When I read, in some travel blog or another, that Amsterdam has one of the most comfortable airports in the world — couches for napping during layovers, 2 Euro showers, stands selling Belgian waffles and peanut-butter-dipped fries — I stopped worrying about finding a hostel over Halloween weekend. In fact, I wondered why people bothered to book hostels. Some fellow literary nerds squeed over the possibility of staying overnight in Paris’s Shakespeare and Company Bookstore. Despite the intensity of my Beauty-and-the-Beast-inspired library fantasies, dozing in a transportation hub took a close second.
So I was disappointed by the metal seats, the florescent lights, the loudspeaker announcements every five minutes, and, after 4:00 a.m., the airport guards who explained that, if I continued to occupy more than one seat, I could be charged with vagrancy. In my youthful folly (ah, to be 19 again), I’d missed a crucial detail: the perks of air travel were limited to ticketholders.
This experience hasn’t diminished my dreams of airport occupation, though. When there’s a weather emergency, or when I watch Independence Day for the millionth time, I remember Jeff, who confessed, during an Agnostic Club meeting in college, that he went to airports on Thanksgiving to people-watch, to imagine himself in their families, their communities.
Everyone traveling by airplane is in a state of transition in the terminal, separated from most of their possessions, acquaintances, and surroundings.
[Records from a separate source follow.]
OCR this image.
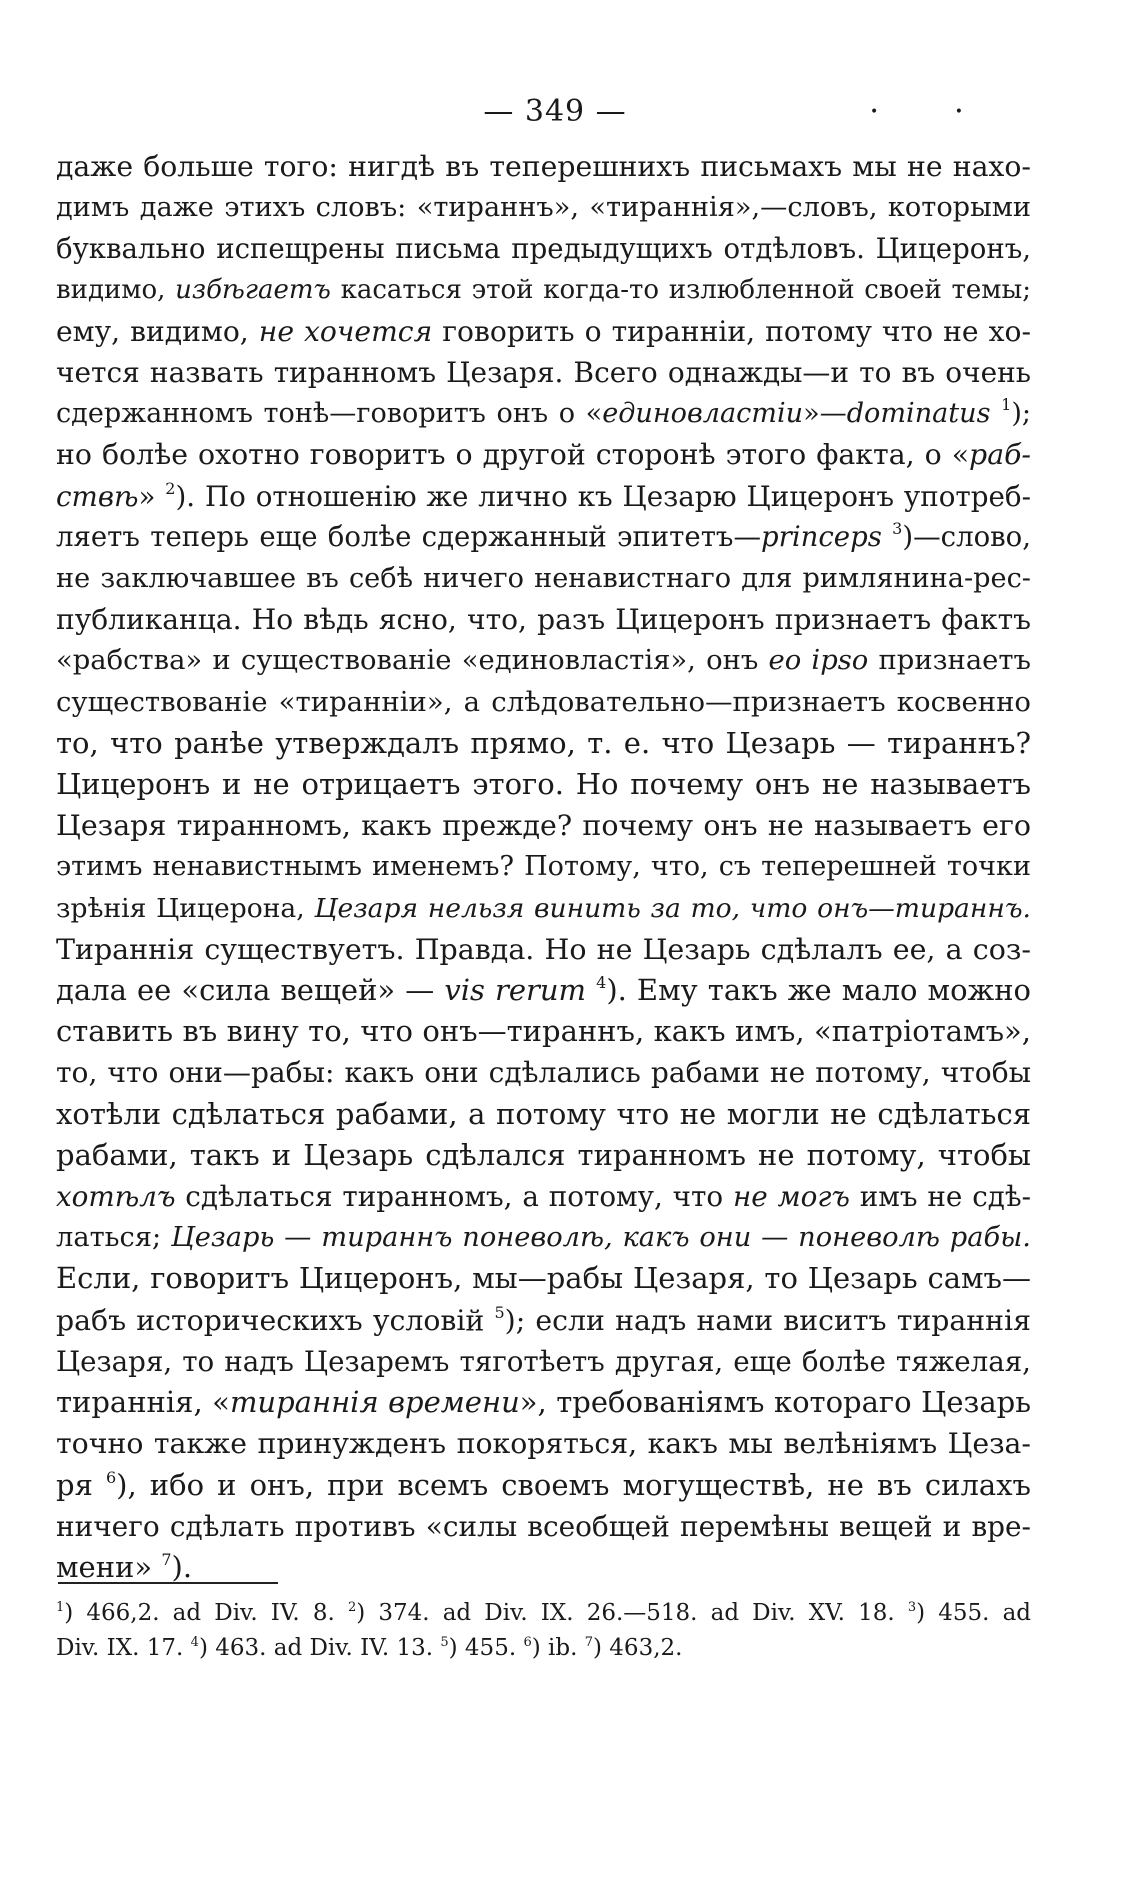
— 349 —	• •
даже больше того: нигдѣ въ теперешнихъ письмахъ мы не нахо-
димъ даже этихъ словъ: «тираннъ», «тираннія»,—словъ, которыми
буквально испещрены письма предыдущихъ отдѣловъ. Цицеронъ,
видимо, избѣгаетъ касаться этой когда-то излюбленной своей темы;
ему, видимо, не хочется говорить о тиранніи, потому что не хо-
чется назвать тиранномъ Цезаря. Всего однажды—и то въ очень
сдержанномъ тонѣ—говоритъ онъ о «единовластіи»—dominatus $^1$);
но болѣе охотно говоритъ о другой сторонѣ этого факта, о «раб-
ствѣ» $^2$). По отношенію же лично къ Цезарю Цицеронъ употреб-
ляетъ теперь еще болѣе сдержанный эпитетъ—princeps $^3$)—слово,
не заключавшее въ себѣ ничего ненавистнаго для римлянина-рес-
публиканца. Но вѣдь ясно, что, разъ Цицеронъ признаетъ фактъ
«рабства» и существованіе «единовластія», онъ eo ipso признаетъ
существованіе «тиранніи», а слѣдовательно—признаетъ косвенно
то, что ранѣе утверждалъ прямо, т. е. что Цезарь — тираннъ?
Цицеронъ и не отрицаетъ этого. Но почему онъ не называетъ
Цезаря тиранномъ, какъ прежде? почему онъ не называетъ его
этимъ ненавистнымъ именемъ? Потому, что, съ теперешней точки
зрѣнія Цицерона, Цезаря нельзя винить за то, что онъ—тираннъ.
Тираннія существуетъ. Правда. Но не Цезарь сдѣлалъ ее, а соз-
дала ее «сила вещей» — vis rerum $^4$). Ему такъ же мало можно
ставить въ вину то, что онъ—тираннъ, какъ имъ, «патріотамъ»,
то, что они—рабы: какъ они сдѣлались рабами не потому, чтобы
хотѣли сдѣлаться рабами, а потому что не могли не сдѣлаться
рабами, такъ и Цезарь сдѣлался тиранномъ не потому, чтобы
хотѣлъ сдѣлаться тиранномъ, а потому, что не могъ имъ не сдѣ-
латься; Цезарь — тираннъ поневолѣ, какъ они — поневолѣ рабы.
Если, говоритъ Цицеронъ, мы—рабы Цезаря, то Цезарь самъ—
рабъ историческихъ условій $^5$); если надъ нами виситъ тираннія
Цезаря, то надъ Цезаремъ тяготѣетъ другая, еще болѣе тяжелая,
тираннія, «тираннія времени», требованіямъ котораго Цезарь
точно также принужденъ покоряться, какъ мы велѣніямъ Цеза-
ря $^6$), ибо и онъ, при всемъ своемъ могуществѣ, не въ силахъ
ничего сдѣлать противъ «силы всеобщей перемѣны вещей и вре-
мени» $^7$).
$^1$) 466,2. ad Div. IV. 8. $^2$) 374. ad Div. IX. 26.—518. ad Div. XV. 18. $^3$) 455. ad
Div. IX. 17. $^4$) 463. ad Div. IV. 13. $^5$) 455. $^6$) ib. $^7$) 463,2.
Unless they’re hiding out in the Red Carpet Club, they’re subject to the same sterilized, scrutinized, Starbucks-packed otherworld that I am.
Alain de Botton, a French philosophy student gone culture critic, knows what I’m talking about. He chronicles the week he spent in London’s Heathrow Airport in his creatively-titled A Week At The Airport. As the airport’s Writer-in-Residence, he had unfettered access to air traffic control towers, baggage handlers, and, yes, the first-class lounge. Critics are calling it an essay collection, a meditation on a non-place.
I’m calling it the cheapest route to an extensive stay in one of my favorite places.